La nave Open Arms sotto sequestro a Pozzallo

Ieri sera il fermo amministrativo da ieri sera, quando è stata ispezionata nelle stesse ore del rinvio a giudizio del leader della Lega, Matteo Salvini, per sequestro di persone a rifiuto d’atti d’ufficio

POZZALLO (RAGUSA). La Open Arms è in fermo amministrativo da ieri sera. La nave della Ong catalana è stata sottoposta dalla Guardia costiera a una lunga ispezione, durata 17 ore, al termine della quale è stato emesso il provvedimento di fermo. La Open Arms non può dunque lasciare la banchina del porto di Pozzallo a cui è attraccata, nemmeno per recarsi in Spagna dove in effetti stava per dirigersi. Singolare la coincidenza: l’ispezione avveniva nelle stesse ore in cui a Palermo si consumava l’ultimo atto dell’udienza preliminare per il «caso Open Arms» e il gup Jannelli rinviava a giudizio il leader della Lega, ed ex ministro dell’Interno nel governo Conte 1, Matteo Salvini, per sequestro di persona e rifiuto d’atti d’ufficio.

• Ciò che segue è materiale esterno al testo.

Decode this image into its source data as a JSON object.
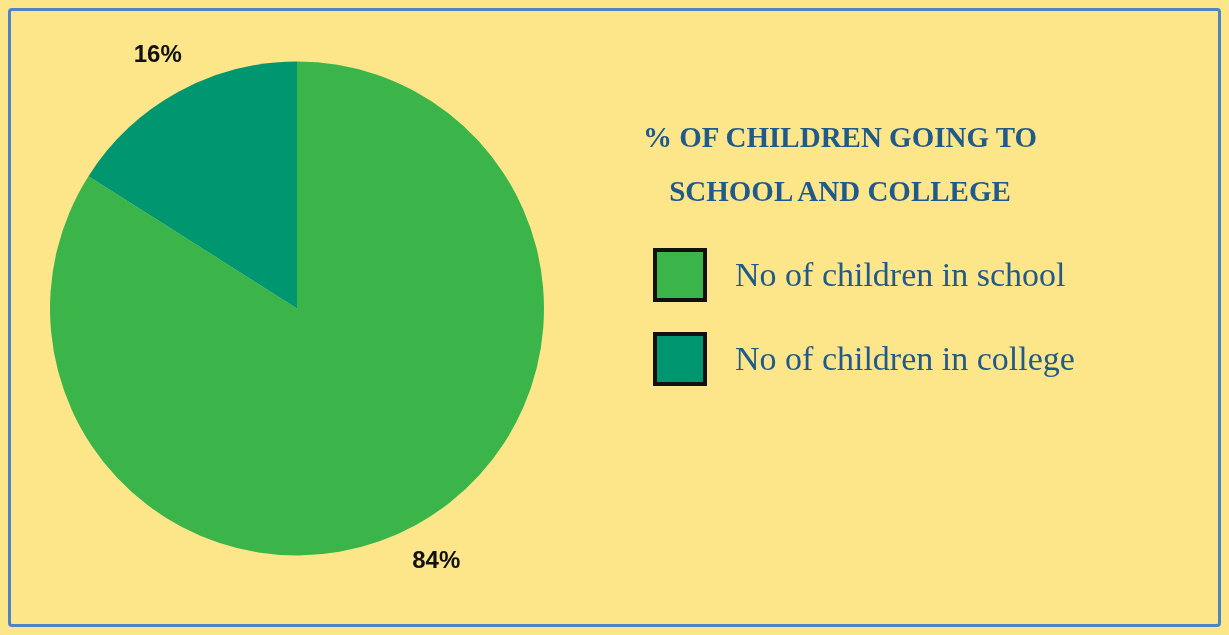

La Open Arms è nel porto di Pozzallo dallo scorso 15 aprile, dopo aver completato in rada il periodo di quarantena seguito all’ultimo salvataggio di migranti. Una scelta dovuta al forte maltempo di questi giorni che l’ha costretta a trovare un riparo, come nelle stesse ore aveva dovuto fare la Ocean Viking di Sos Mediterranee, attraccata nel porto di Augusta.

Ieri sulla Open Arms si sono presentati militari della Guardia costiera giunti appositamente da Genova («Procedura per nulla inusuale - dicono dalla Guardia costiera - si mandano gli specialisti da dove in quel momento sono disponibili») per un «Port State control», un’ispezione di bordo prevista dai regolamenti internazionali per navi che non battono bandiera nazionale. I controlli sono stati minuziosi e sono andati avanti per ore, concludendosi solo in serata. Secondo fonti della Guardia costiera, sono state trovate «alcune deficienze nel campo della sicurezza della navigazione e della tutela dell’ambienta marino. Cose superabili, da rettificare facilmente». Insomma, nulla che abbia a che vedere con la funzione di nave di soccorso, per la quale la Open Arms è certificata dalla Spagna, tra le poche imbarcazioni ad avere una simile certificazione. Il fondatore della Ong, Oscar Camps, pubblicando una foto della «severissima ispezione» di ieri, si chiede se si sia trattato di «una vendetta». Secondo la Guardia costiera, invece, il «Port State control» era dovuto in quanto ogni nave straniera dei Paesi che aderiscono alla convenzione internazionale ne deve effettuare uno almeno ogni 12 mesi e la Open Arms aveva superato questo limite.

La nave, al termine dell’ispezione, è stata dunque fermata e il provvedimento resterà in vigore fino a quando non verranno rimosse le anomalie segnalate dalla Guardia costiera. L’ultima volta che una nave Ong era stata fermata dopo un «Port State control» era accaduto nello scorso marzo. Quella volta toccò alla Sea Watch 3, nel porto di Augusta dove si trova tuttora.